The regulators of the 27 EU member countries have rejected calls by the European Commissioner for Information Society and Media, Viviane Reding, for a single telecoms regulator for the European Union. In a letter to Reding however, the European Regulators Group (ERG) of national regulatory authorities does advocate closer cooperation. Matthias Kurth, President of the German regulator Bundesnetzagentur (BNetzA) said, ‘National regulators are of the opinion that the decentralised structure is successful,’ adding that ERG members neither saw the necessity for a new authority nor that for a power of veto for the European Commission (EC) in regulatory decisions.

In an interview with German Spiegel magazine, Reding justified the plans for a EU regulatory authority as being a means for bringing down competitive barriers to create a free common market. ‘Today, national boundaries are a stumbling block for the telecommunications market in Europe,’ she said. Comparing the EU to the US and China, where ‘mobile networks range from San Francisco to New York… and from the Gobi Desert to Shanghai…and the same conditions apply to [all] phone calls’, she complained that the EU had 27 different systems.
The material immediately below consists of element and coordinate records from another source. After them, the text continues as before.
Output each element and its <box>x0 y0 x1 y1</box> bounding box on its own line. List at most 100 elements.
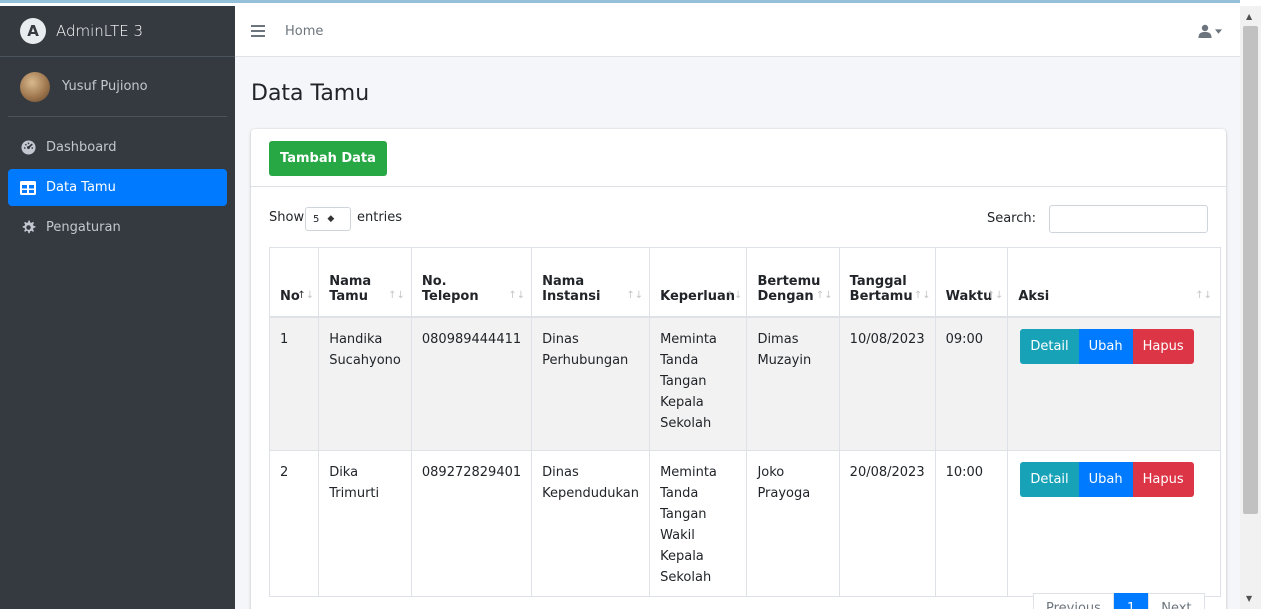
table-row: 2 Dika Trimurti 089272829401 Dinas Kependu… <box>268 450 1221 597</box>
cell-text: Trimurti <box>329 486 380 501</box>
brand-link[interactable]: A AdminLTE 3 <box>0 6 235 57</box>
action-button-group: Detail Ubah Hapus <box>1020 328 1210 364</box>
edit-button[interactable]: Ubah <box>1078 328 1133 364</box>
pagination-previous[interactable]: Previous <box>1033 593 1114 609</box>
sidebar-nav: Dashboard Data Tamu Pengaturan <box>0 129 235 246</box>
cell-text: Joko <box>757 465 785 480</box>
column-header-keperluan[interactable]: Keperluan ↑↓ <box>649 247 748 318</box>
cell-text: Sekolah <box>660 415 712 431</box>
pagination-page-1[interactable]: 1 <box>1113 593 1149 609</box>
cell-instansi: Dinas Kependudukan <box>531 450 651 597</box>
edit-button[interactable]: Ubah <box>1078 462 1133 497</box>
sidebar-item-label: Data Tamu <box>46 180 116 195</box>
top-accent-line <box>0 0 1240 3</box>
cell-aksi: Detail Ubah Hapus <box>1007 450 1221 597</box>
cell-telepon: 080989444411 <box>410 316 533 451</box>
user-avatar <box>20 71 50 102</box>
column-header-bertemu[interactable]: Bertemu Dengan ↑↓ <box>746 247 840 318</box>
card-header: Tambah Data <box>251 129 1226 187</box>
home-link[interactable]: Home <box>285 24 323 39</box>
show-label: Show <box>269 210 305 225</box>
scroll-up-icon[interactable]: ▲ <box>1246 12 1252 21</box>
sidebar-item-pengaturan[interactable]: Pengaturan <box>8 209 227 246</box>
top-navbar: Home <box>235 6 1240 57</box>
cell-keperluan: Meminta Tanda Tangan Wakil Kepala Sekolah <box>649 450 748 597</box>
column-header-aksi[interactable]: Aksi ↑↓ <box>1007 247 1221 318</box>
scrollbar-thumb[interactable] <box>1243 26 1258 514</box>
search-input[interactable] <box>1049 205 1208 233</box>
column-header-label: Aksi <box>1018 288 1050 304</box>
user-icon <box>1198 24 1212 38</box>
column-header-waktu[interactable]: Waktu ↑↓ <box>934 247 1009 318</box>
data-card: Tambah Data Show 5 ◆ entries Search: No ↑… <box>251 129 1226 609</box>
add-data-button[interactable]: Tambah Data <box>269 141 387 176</box>
detail-button[interactable]: Detail <box>1020 462 1079 497</box>
column-header-label: Keperluan <box>660 288 736 304</box>
entries-label: entries <box>357 210 403 225</box>
sort-icon: ↑↓ <box>508 289 526 301</box>
column-header-instansi[interactable]: Nama Instansi ↑↓ <box>531 247 651 318</box>
hamburger-icon[interactable] <box>251 22 265 41</box>
cell-text: Handika <box>329 331 383 347</box>
cell-text: Dinas <box>542 331 579 347</box>
column-header-tanggal[interactable]: Tanggal Bertamu ↑↓ <box>838 247 936 318</box>
column-header-label: Instansi <box>542 288 601 304</box>
action-button-group: Detail Ubah Hapus <box>1020 462 1210 497</box>
cell-text: Tanda <box>660 352 699 368</box>
entries-select[interactable]: 5 ◆ <box>305 207 351 231</box>
delete-button[interactable]: Hapus <box>1132 462 1194 497</box>
cell-no: 1 <box>268 316 320 451</box>
sidebar-item-dashboard[interactable]: Dashboard <box>8 129 227 166</box>
column-header-label: Tanggal <box>849 273 907 289</box>
cell-waktu: 09:00 <box>934 316 1009 451</box>
cell-text: Perhubungan <box>542 352 629 368</box>
column-header-label: Dengan <box>757 288 814 304</box>
delete-button[interactable]: Hapus <box>1132 328 1194 364</box>
column-header-label: Waktu <box>945 288 993 304</box>
cell-nama-tamu: Handika Sucahyono <box>318 316 412 451</box>
sidebar-item-data-tamu[interactable]: Data Tamu <box>8 169 227 206</box>
cell-text: Dika <box>329 465 359 480</box>
column-header-no[interactable]: No ↑↓ <box>268 247 320 318</box>
cell-aksi: Detail Ubah Hapus <box>1007 316 1221 451</box>
cell-text: Muzayin <box>757 352 812 368</box>
cell-text: Prayoga <box>757 486 811 501</box>
sort-icon: ↑↓ <box>815 289 833 301</box>
sort-icon: ↑↓ <box>725 289 743 301</box>
page-title: Data Tamu <box>251 81 370 106</box>
cell-text: Meminta <box>660 465 717 480</box>
cell-text: Sucahyono <box>329 352 401 368</box>
detail-button[interactable]: Detail <box>1020 328 1079 364</box>
table-row: 1 Handika Sucahyono 080989444411 Dinas Per… <box>268 316 1221 451</box>
cell-text: Dimas <box>757 331 799 347</box>
column-header-telepon[interactable]: No. Telepon ↑↓ <box>410 247 533 318</box>
column-header-label: Telepon <box>421 288 479 304</box>
cell-text: Dinas <box>542 465 579 480</box>
cell-text: Tangan Wakil <box>660 507 707 543</box>
pagination-next[interactable]: Next <box>1148 593 1205 609</box>
cell-instansi: Dinas Perhubungan <box>531 316 651 451</box>
cell-keperluan: Meminta Tanda Tangan Kepala Sekolah <box>649 316 748 451</box>
column-header-nama-tamu[interactable]: Nama Tamu ↑↓ <box>318 247 412 318</box>
scroll-down-icon[interactable]: ▼ <box>1246 594 1252 603</box>
dashboard-gauge-icon <box>20 140 36 156</box>
content-wrapper: Data Tamu Tambah Data Show 5 ◆ entries S… <box>235 57 1240 609</box>
cell-waktu: 10:00 <box>934 450 1009 597</box>
sort-icon: ↑↓ <box>986 289 1004 301</box>
sort-icon: ↑↓ <box>913 289 931 301</box>
gear-icon <box>20 220 36 236</box>
cell-text: Kepala <box>660 549 704 564</box>
user-dropdown[interactable] <box>1198 24 1222 38</box>
select-arrows-icon: ◆ <box>327 214 335 224</box>
sidebar-item-label: Pengaturan <box>46 220 121 235</box>
cell-text: Tangan <box>660 373 707 389</box>
caret-down-icon <box>1215 28 1222 34</box>
cell-text: Meminta <box>660 331 717 347</box>
sidebar-item-label: Dashboard <box>46 140 117 155</box>
cell-text: Kepala <box>660 394 704 410</box>
brand-logo-icon: A <box>20 18 46 44</box>
sort-icon: ↑↓ <box>1195 289 1212 301</box>
column-header-label: No. <box>421 273 447 289</box>
user-panel[interactable]: Yusuf Pujiono <box>8 57 227 117</box>
page-scrollbar[interactable]: ▲ ▼ <box>1240 6 1261 609</box>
Reding is undeterred by the fact that the US and China are single countries, and the EU comprises 27 different countries. ‘Europe is more than ready for a single common telecommunications market,’ she said. To demonstrate potential benefits, she gave the example of the EU’s regulation of roaming charges which resulted in lower rates for international mobile calls.

Kurth claims that even without intervention by EU regulators, rates had come down considerably through the cooperation of the national regulators. He also rejects the notion that broadband coverage in Germany is inadequate due to a lack of competition in the German telecommunications market. ‘Germany now has a broadband penetration which is above EU average,’ said Kurth, pointing to papers produced by the EU commission itself which state that Germany was one of the fastest growing DSL markets in Europe. In addition, Kurth pointed out that prices were decreasing rapidly in the telecoms market as a result of fierce competition rather than EU regulation, which in turn promoted demand.